On Aug 23, 2012, at 11:47 AM, Jonathan Hyman <hyma...@gmail.com> wrote:

I'm using EventMachine to write an Apple Push Notification Service. The way that this works is that I open up a connection to Apple and send notifications, and if they receive an invalid notification then they send back a packet with data indicating an error and then drop the connection. I use receive_data to read the error. When I send a small number of notifications, this works great: I'll send a dozen or so notifications with a few purposefully malformed payloads and get data back in receive_data. However, if I try to send thousands of notifications with a purposefully malformed payload in the middle, I expect to receive the error packet in receive_data. I confirmed that the packet is received by my machine using Wireshark, but in some cases the receive_data callback is never called. I do see the unbind callback caused by the connection dropping, but it appears that the data that comes before that is being ignored. In Wireshark, this looks like a FIN packet followed by a RST.

The way in which I wrote this is using EM-Resque (https://github.com/SponsorPay/em-resque), which uses Redis as a queue for jobs. My EventMachine process looks at the queue for push notification jobs and if it finds one, sends push notifications. EM-Resque uses EM::Synchrony.sleep in between checking for new jobs. EM::Synchrony.sleep uses Fibers and yields them to be non-blocking. Thinking that perhaps the Fiber yielding was the cause of this, I rewrote that loop do not yield but instead use EM::Timers. Something like this:

work_loop = lambda do
  # look for a new job and process it
  EM::Timer.new(1) { EM.next_tick(&work_loop) }
end

This did not solve the problem, so I don't think it's related to the EM::Synchrony.sleep.
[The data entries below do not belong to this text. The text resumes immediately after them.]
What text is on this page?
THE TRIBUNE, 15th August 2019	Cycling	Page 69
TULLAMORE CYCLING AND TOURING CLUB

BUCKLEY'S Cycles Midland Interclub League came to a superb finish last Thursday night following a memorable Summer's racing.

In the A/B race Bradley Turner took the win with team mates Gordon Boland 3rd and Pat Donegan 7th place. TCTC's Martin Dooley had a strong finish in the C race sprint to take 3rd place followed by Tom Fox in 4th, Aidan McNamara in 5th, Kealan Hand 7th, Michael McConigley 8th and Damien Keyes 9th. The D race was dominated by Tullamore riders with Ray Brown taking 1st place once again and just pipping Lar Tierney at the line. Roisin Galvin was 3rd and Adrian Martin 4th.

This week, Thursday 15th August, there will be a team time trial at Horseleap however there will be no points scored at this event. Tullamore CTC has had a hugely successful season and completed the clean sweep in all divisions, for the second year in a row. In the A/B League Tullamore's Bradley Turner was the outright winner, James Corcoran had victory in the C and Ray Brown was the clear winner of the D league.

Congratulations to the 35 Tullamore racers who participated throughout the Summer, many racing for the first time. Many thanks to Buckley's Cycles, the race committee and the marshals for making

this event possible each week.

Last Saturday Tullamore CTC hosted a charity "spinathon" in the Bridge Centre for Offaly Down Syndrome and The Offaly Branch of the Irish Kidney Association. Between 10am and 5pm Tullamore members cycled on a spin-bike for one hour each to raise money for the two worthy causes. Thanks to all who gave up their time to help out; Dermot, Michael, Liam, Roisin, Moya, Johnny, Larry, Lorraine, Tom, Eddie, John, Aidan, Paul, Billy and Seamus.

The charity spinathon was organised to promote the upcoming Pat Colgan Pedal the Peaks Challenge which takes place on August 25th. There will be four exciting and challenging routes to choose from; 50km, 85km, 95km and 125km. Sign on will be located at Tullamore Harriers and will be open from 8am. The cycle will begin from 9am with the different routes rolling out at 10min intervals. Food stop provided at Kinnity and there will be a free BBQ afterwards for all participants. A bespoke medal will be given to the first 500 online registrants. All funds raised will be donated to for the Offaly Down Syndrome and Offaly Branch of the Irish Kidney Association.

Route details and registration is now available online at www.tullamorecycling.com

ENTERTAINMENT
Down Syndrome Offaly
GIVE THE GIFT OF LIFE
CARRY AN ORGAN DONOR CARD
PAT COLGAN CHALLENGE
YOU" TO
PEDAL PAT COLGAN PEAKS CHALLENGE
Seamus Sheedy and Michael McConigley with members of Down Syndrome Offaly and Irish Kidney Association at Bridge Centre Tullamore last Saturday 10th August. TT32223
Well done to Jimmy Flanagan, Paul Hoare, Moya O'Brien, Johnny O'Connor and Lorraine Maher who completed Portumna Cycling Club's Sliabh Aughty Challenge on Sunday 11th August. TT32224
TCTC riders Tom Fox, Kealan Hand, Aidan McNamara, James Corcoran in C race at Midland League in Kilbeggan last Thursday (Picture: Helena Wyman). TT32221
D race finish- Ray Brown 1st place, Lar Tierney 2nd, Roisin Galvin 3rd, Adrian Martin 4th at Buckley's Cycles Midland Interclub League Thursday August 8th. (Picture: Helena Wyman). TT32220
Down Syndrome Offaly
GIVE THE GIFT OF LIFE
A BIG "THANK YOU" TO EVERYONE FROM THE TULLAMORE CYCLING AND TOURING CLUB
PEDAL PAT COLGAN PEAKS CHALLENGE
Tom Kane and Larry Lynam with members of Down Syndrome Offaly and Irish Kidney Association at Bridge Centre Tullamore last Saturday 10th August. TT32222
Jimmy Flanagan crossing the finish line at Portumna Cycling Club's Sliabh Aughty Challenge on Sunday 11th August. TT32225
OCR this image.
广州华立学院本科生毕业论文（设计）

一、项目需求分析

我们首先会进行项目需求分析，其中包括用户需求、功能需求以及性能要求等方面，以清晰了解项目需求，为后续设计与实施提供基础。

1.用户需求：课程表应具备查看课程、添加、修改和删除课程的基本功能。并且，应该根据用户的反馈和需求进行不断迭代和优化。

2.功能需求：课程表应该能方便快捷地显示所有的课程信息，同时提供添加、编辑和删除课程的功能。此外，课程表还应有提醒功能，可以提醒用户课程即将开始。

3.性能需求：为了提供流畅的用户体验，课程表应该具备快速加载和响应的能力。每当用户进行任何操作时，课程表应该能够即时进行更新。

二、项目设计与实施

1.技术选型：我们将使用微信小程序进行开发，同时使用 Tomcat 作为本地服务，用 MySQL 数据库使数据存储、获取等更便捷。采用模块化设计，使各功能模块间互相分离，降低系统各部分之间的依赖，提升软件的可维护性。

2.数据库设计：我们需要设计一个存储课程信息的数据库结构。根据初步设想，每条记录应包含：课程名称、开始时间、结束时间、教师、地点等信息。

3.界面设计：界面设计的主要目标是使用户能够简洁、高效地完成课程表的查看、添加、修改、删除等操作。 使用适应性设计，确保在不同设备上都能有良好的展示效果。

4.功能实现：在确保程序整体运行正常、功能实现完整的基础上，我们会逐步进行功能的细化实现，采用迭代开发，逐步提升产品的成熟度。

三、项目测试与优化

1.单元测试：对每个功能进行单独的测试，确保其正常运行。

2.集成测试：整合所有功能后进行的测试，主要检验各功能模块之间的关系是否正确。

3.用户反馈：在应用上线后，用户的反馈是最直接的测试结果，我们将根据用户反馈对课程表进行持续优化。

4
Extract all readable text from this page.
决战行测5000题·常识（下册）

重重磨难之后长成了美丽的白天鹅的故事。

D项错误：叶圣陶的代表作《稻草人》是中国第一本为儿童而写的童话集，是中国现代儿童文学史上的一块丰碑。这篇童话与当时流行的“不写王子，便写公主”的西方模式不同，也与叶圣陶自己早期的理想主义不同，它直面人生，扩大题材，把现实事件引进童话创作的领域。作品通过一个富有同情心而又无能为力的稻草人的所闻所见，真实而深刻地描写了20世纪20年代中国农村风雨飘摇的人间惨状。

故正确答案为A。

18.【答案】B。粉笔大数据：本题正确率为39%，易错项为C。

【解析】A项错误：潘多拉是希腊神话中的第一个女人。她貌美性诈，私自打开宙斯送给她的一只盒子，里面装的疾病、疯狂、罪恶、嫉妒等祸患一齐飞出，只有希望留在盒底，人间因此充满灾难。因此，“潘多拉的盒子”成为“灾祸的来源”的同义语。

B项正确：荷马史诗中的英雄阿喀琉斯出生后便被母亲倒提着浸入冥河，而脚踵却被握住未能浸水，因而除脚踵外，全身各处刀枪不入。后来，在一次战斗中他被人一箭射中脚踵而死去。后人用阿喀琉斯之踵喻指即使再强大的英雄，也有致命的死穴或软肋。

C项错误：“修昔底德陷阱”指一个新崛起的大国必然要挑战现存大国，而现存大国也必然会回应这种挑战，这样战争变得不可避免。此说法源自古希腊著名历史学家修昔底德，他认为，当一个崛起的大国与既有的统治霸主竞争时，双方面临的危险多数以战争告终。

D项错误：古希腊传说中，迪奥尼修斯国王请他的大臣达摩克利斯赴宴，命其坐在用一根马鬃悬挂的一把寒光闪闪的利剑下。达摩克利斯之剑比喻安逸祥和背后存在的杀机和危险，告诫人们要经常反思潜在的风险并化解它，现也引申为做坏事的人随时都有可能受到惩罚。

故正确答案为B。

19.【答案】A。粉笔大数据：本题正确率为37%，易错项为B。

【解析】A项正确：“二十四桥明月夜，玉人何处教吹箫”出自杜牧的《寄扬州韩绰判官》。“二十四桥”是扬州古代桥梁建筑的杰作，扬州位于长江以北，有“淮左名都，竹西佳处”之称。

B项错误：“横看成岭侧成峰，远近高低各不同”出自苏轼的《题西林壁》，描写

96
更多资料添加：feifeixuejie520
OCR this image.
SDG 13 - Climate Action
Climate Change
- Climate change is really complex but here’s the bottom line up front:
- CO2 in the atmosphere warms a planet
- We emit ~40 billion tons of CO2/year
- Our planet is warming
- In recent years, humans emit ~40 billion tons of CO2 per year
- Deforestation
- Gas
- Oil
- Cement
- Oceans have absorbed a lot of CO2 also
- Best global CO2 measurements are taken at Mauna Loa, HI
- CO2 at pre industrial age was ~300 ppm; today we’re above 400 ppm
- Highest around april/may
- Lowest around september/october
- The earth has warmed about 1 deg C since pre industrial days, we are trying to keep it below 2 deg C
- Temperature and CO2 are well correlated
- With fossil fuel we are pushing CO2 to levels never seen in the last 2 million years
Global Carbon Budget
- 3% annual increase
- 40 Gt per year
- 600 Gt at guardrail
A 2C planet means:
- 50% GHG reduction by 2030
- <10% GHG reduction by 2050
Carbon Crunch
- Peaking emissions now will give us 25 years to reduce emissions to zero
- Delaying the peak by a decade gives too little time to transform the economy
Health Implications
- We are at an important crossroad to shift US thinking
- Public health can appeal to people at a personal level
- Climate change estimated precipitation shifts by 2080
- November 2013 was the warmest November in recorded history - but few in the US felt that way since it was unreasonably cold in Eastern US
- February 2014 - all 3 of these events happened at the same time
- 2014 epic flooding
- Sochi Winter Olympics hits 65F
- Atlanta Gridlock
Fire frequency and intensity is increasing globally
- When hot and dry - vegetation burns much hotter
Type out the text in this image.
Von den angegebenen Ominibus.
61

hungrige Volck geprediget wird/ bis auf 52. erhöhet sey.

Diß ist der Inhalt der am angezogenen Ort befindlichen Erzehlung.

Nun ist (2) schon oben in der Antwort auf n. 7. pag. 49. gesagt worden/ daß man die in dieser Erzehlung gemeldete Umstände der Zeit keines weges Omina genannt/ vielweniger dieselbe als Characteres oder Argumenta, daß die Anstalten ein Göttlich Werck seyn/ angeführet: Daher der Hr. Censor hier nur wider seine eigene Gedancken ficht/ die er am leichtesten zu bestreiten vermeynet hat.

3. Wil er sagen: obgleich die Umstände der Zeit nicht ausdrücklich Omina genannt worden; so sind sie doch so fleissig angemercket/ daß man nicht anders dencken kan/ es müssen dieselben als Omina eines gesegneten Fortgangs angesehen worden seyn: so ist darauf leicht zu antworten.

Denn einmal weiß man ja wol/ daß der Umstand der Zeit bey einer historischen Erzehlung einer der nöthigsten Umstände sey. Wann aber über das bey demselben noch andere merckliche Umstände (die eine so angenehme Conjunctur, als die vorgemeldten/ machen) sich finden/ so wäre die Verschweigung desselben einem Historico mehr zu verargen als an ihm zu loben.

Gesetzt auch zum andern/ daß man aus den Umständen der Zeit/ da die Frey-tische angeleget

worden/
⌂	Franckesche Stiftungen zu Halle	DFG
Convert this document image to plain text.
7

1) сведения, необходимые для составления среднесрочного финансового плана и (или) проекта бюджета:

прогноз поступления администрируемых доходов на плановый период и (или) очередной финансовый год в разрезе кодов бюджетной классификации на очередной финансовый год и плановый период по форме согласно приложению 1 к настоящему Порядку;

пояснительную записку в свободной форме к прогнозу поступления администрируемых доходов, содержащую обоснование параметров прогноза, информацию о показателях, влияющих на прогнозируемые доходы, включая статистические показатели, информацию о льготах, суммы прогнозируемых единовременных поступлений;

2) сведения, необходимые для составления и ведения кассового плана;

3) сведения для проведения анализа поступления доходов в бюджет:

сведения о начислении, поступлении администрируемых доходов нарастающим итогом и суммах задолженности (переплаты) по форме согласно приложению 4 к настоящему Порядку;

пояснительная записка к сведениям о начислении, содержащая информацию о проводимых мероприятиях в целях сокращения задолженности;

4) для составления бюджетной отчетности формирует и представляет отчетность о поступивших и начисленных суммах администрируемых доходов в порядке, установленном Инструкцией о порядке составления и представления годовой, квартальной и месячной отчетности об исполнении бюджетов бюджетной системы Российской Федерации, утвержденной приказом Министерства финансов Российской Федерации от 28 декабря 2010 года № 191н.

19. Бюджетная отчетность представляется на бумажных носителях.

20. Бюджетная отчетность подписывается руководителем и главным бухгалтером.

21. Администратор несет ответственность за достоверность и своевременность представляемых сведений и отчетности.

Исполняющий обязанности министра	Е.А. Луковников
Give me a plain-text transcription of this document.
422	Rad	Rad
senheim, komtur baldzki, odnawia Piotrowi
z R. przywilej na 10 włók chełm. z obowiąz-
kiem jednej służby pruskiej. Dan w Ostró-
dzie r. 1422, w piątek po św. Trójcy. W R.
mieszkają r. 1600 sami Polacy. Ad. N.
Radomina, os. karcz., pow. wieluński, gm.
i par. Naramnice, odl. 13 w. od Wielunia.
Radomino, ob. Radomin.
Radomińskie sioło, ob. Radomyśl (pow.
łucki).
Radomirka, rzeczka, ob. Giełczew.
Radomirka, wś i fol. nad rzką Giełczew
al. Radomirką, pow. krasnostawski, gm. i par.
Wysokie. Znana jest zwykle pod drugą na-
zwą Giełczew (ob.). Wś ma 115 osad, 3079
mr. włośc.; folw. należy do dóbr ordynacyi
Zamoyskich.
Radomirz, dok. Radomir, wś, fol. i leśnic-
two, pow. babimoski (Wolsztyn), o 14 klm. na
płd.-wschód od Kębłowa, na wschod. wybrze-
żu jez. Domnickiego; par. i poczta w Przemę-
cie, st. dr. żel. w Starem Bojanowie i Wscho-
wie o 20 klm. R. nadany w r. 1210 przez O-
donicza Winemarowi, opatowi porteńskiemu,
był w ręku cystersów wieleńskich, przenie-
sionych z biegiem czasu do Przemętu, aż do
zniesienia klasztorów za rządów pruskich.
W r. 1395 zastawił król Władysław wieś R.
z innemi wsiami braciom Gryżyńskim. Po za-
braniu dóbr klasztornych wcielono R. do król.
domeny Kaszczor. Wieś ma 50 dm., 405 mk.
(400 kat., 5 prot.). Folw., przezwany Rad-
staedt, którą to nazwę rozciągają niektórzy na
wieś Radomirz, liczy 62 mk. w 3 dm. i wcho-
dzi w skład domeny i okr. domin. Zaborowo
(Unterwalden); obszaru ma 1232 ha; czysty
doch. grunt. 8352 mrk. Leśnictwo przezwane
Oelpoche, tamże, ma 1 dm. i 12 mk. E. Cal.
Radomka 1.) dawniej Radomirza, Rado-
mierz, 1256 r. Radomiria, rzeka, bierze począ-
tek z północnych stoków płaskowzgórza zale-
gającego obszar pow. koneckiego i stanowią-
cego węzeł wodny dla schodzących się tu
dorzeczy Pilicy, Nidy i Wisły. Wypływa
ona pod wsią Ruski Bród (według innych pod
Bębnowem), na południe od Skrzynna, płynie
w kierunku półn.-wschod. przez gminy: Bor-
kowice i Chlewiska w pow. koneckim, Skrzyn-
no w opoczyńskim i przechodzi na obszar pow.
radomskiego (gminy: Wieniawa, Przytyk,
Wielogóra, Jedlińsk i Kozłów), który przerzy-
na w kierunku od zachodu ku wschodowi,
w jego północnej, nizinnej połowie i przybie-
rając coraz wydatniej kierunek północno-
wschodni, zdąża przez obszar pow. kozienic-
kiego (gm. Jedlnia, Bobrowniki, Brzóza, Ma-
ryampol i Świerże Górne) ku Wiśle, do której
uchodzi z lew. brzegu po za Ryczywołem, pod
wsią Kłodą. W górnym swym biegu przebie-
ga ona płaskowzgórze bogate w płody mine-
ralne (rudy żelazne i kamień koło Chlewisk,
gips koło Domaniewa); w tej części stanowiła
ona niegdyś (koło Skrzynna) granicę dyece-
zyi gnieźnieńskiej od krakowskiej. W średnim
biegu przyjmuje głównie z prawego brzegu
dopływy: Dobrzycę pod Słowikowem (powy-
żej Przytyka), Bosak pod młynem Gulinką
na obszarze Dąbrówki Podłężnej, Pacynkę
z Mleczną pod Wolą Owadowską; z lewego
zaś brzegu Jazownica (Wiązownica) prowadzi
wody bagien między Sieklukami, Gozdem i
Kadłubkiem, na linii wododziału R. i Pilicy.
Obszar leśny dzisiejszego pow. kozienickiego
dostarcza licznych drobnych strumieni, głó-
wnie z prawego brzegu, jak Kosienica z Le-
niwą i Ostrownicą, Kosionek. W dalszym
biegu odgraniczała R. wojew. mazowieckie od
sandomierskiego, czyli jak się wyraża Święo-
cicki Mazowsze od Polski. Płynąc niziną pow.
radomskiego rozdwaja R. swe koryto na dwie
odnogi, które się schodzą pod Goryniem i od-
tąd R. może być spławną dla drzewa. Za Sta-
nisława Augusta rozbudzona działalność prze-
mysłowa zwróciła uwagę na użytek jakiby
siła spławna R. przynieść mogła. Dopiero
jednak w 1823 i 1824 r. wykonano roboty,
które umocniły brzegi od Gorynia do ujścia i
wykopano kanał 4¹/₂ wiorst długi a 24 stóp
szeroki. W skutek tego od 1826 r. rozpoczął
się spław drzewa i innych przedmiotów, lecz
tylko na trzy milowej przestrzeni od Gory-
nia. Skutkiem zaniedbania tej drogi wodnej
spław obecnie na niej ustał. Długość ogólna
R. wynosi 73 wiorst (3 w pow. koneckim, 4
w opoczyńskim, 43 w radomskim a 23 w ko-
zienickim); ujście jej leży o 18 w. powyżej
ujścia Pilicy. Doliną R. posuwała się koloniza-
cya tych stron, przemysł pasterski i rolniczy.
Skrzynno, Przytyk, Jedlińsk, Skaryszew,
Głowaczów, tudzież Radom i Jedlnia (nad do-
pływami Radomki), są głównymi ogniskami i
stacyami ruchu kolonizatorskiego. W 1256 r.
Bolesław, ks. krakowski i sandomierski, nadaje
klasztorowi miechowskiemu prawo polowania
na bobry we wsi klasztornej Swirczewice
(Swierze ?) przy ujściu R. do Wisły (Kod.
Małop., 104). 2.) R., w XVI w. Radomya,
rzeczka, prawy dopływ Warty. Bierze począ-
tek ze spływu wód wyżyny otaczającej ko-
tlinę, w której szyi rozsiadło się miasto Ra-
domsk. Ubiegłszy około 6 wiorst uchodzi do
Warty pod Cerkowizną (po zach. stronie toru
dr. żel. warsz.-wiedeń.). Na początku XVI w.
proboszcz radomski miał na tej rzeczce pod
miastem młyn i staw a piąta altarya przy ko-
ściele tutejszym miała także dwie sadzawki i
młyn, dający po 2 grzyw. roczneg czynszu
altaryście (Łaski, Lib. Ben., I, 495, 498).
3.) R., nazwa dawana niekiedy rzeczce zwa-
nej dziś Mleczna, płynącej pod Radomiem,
I am also seeing weird races here; sometimes it works and I get the data back in receive_data, but sometimes it does not. If I remove a log statement in between each send, that increases the probability of it succeeding. So my gut tells me there's a race going on here.

My best guess is that the disconnect is coming in and flushing out any data that would be sent to receive_data (the reverse of close_connection without writing). I'm not sure if that is the case, I don't know if disconnect could drop data on the floor, but that's my current hypothesis.

Does anyone have any suggestions for troubleshooting?